There are further problems. While the flashback structure is occasionally ingenious, the flashbacks themselves are the models of happy-family banality, and some scenes are edited so strangely that you do a double-take - was it just me, or did one of the trapped policemen actually commit suicide by shooting his gun in the air? And the movie takes a rather disastrous turn in the introduction of Marine Dave Karnes (Michael Shannon), who travels from Connecticut to aid the rescue mission and becomes a laughable blight on the film. In the film's conception, Karnes, whom Shannon plays with grim obviousness, is a heroic cartoon - he's going to do something if no one else will, damn it - and the frequent cuts to his pithy he-man mutterings are like a bad joke; it's as if Stone dropped Rambo into the middle of Manhattan.

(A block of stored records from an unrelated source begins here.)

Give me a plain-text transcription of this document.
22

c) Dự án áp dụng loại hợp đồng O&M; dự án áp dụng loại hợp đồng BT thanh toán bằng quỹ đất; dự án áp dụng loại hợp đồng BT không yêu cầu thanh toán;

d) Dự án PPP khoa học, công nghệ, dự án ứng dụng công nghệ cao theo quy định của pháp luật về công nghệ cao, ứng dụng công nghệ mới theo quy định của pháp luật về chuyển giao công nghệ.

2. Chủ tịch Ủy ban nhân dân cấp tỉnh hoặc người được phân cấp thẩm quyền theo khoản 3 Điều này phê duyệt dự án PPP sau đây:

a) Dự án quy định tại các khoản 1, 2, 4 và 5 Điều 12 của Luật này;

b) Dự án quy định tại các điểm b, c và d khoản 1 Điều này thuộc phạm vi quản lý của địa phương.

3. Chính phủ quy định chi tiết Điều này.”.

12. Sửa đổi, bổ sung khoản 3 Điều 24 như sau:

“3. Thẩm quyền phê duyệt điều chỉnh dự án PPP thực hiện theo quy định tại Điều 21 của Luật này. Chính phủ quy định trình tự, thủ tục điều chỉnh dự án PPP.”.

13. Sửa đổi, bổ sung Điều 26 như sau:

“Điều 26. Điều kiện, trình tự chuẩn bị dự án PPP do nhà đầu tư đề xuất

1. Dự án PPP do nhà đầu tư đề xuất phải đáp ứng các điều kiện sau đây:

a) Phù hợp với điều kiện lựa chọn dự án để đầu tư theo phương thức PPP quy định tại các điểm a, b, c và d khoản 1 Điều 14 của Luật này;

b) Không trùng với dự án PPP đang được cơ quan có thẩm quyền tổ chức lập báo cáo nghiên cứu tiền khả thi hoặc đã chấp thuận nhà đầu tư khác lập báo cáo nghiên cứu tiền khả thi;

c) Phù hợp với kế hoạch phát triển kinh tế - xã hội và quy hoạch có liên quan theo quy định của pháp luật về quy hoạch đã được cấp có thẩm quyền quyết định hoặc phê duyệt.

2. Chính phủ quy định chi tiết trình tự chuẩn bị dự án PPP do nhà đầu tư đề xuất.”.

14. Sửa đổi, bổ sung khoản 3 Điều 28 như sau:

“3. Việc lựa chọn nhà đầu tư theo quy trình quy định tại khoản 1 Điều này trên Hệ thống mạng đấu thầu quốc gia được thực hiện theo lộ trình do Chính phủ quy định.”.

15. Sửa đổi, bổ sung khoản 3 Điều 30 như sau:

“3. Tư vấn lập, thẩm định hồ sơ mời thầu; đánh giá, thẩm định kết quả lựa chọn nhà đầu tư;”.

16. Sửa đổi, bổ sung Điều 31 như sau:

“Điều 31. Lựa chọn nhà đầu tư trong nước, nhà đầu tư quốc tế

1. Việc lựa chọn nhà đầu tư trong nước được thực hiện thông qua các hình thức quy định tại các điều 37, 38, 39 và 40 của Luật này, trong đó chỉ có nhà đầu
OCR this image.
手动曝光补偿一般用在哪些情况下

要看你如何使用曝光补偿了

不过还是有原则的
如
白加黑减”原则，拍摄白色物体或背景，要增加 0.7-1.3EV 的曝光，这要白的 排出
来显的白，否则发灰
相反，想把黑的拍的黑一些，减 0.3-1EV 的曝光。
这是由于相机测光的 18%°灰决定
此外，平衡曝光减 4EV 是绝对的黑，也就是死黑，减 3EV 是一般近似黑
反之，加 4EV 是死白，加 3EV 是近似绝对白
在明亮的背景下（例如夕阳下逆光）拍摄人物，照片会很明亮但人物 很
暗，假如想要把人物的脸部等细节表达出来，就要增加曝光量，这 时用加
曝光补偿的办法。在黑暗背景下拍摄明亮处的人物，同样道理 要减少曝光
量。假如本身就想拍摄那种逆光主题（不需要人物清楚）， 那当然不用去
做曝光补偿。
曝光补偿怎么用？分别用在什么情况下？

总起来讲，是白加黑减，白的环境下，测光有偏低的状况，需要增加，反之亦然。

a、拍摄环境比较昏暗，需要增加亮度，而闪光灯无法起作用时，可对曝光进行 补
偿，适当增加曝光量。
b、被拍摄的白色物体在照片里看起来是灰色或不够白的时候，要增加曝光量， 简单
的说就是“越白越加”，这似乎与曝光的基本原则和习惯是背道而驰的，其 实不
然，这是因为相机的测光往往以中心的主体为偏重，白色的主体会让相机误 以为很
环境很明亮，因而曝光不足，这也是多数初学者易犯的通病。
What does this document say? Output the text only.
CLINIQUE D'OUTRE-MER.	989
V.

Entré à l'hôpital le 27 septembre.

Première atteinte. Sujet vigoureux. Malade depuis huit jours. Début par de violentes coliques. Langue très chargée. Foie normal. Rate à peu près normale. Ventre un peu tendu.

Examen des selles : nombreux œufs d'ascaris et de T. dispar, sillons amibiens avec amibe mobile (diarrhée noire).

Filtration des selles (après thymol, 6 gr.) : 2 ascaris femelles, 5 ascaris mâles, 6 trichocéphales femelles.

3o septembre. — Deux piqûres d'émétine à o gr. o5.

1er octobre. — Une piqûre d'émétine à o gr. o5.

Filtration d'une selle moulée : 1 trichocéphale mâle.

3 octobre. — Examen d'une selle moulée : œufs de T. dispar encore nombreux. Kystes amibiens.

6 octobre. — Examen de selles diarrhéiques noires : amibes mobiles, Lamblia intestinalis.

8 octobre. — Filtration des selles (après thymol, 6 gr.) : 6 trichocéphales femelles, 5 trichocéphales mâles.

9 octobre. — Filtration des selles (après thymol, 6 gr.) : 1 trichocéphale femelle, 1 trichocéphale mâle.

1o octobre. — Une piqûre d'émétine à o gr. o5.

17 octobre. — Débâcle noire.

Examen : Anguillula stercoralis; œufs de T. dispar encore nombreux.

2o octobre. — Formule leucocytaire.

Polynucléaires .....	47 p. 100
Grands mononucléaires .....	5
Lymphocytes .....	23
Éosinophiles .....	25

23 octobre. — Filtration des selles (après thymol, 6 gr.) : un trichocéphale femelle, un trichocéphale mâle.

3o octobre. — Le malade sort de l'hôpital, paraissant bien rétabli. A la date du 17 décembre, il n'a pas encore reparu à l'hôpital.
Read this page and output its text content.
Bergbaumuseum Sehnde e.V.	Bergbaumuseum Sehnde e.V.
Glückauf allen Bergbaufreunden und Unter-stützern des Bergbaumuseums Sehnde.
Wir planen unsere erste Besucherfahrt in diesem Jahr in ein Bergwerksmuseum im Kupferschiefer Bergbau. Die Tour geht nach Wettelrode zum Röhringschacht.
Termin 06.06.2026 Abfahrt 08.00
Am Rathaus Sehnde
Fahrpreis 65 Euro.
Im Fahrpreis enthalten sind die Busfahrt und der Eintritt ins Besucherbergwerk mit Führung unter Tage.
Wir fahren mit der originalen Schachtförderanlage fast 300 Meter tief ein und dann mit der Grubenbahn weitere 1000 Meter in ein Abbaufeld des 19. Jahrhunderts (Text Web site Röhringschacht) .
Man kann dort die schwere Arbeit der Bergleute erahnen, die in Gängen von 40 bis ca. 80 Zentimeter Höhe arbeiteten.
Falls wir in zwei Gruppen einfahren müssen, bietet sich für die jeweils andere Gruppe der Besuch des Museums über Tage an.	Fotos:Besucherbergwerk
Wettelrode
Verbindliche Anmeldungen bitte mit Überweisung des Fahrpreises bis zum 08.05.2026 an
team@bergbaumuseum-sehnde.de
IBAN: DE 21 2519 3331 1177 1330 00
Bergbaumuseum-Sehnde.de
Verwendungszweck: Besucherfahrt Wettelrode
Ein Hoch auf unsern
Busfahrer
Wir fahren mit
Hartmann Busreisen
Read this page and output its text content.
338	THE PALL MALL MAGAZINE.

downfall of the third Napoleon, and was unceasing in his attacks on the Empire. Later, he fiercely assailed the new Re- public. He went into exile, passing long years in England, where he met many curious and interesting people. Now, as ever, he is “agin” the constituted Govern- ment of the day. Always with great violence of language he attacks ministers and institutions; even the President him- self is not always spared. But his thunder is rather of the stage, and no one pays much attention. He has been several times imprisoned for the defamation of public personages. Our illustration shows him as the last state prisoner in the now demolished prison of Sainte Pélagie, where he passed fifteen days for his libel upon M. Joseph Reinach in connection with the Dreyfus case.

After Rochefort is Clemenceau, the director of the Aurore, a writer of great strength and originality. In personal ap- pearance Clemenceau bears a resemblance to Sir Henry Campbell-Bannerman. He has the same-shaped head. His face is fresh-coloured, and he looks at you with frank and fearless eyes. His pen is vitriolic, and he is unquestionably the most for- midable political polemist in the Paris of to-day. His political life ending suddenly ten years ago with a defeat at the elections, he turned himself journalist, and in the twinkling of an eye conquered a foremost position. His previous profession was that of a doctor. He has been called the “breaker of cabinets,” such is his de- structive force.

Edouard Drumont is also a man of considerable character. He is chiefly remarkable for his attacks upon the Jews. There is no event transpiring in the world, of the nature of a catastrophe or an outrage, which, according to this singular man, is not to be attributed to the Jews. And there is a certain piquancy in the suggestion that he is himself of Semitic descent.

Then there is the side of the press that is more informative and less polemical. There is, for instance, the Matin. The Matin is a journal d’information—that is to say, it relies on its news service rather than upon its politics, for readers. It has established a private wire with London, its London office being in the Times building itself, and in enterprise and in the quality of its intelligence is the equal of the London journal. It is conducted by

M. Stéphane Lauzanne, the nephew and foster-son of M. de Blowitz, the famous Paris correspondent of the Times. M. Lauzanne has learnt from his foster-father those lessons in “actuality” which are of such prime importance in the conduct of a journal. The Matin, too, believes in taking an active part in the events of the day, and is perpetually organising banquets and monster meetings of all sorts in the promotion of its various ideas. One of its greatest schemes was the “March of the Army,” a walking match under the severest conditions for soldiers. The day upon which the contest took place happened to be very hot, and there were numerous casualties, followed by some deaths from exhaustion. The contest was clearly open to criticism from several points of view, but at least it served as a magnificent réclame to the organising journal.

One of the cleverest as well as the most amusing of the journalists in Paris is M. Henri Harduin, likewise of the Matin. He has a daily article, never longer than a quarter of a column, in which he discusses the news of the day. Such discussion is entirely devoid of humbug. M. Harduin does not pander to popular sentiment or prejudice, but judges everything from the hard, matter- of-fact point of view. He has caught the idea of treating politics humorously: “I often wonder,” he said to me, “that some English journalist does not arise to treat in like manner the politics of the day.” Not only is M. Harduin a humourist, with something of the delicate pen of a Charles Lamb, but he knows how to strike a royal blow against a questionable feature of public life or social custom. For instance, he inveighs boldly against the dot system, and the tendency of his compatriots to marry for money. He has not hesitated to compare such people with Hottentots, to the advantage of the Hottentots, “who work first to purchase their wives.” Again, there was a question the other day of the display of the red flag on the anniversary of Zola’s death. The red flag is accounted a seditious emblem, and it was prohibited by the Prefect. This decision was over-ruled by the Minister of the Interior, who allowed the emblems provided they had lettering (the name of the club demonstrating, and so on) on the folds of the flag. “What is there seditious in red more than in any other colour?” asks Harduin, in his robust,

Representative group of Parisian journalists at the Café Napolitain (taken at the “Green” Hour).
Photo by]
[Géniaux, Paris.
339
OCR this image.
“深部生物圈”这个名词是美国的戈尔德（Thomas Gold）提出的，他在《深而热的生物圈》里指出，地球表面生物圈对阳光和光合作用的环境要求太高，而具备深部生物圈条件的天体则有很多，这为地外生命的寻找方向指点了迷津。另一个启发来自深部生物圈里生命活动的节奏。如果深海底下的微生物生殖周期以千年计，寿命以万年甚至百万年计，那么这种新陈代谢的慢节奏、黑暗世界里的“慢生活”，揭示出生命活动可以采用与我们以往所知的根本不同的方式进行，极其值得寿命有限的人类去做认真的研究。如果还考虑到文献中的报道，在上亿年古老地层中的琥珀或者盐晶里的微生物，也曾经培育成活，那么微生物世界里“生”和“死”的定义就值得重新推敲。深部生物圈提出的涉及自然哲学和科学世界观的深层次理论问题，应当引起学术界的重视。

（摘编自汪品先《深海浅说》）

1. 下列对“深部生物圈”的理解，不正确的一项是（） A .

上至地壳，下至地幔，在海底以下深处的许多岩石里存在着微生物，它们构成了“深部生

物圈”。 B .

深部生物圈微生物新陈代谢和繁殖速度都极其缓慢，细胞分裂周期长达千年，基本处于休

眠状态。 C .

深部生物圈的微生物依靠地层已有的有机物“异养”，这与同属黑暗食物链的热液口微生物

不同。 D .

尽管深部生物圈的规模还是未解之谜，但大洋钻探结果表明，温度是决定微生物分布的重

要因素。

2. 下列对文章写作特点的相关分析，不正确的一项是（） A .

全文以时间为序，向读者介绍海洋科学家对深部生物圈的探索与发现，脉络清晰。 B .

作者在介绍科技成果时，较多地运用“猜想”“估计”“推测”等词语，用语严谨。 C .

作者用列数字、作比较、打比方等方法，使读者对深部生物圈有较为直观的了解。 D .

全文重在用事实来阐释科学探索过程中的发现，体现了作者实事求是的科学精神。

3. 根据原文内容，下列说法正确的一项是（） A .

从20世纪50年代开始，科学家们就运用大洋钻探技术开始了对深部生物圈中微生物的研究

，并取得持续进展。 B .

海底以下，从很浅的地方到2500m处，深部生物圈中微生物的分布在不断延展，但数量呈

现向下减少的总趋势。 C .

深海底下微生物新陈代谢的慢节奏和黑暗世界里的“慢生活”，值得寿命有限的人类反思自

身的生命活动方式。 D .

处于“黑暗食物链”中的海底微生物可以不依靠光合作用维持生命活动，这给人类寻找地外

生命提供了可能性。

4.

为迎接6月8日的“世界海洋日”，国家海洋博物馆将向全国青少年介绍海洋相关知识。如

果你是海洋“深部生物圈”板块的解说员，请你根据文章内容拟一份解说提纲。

World Trade Center appears to be all heart and - Stone's visuals excepted - no head, and for many, this will be just what they want from a 9/11 movie. (It's the perfect film for audiences who refused to see United 93 on the grounds that it would be too disturbing.)

But I was never moved by World Trade Center for the simple reason that I never believed in World Trade Center; not every 9/11 film will possess the ravaging power of United 93, but they should at least be honest. There's nothing inherently wrong with filmmakers taking a hopeful, "inspiring" view of 9/11 - focusing on the heroes and survivors rather than the deceased - and I'm not upset that it took less than five years for 9/11 movies to be released. I'm upset that it took less than five years for filmmakers to completely sentimentalize the experience. That's what feels "too soon."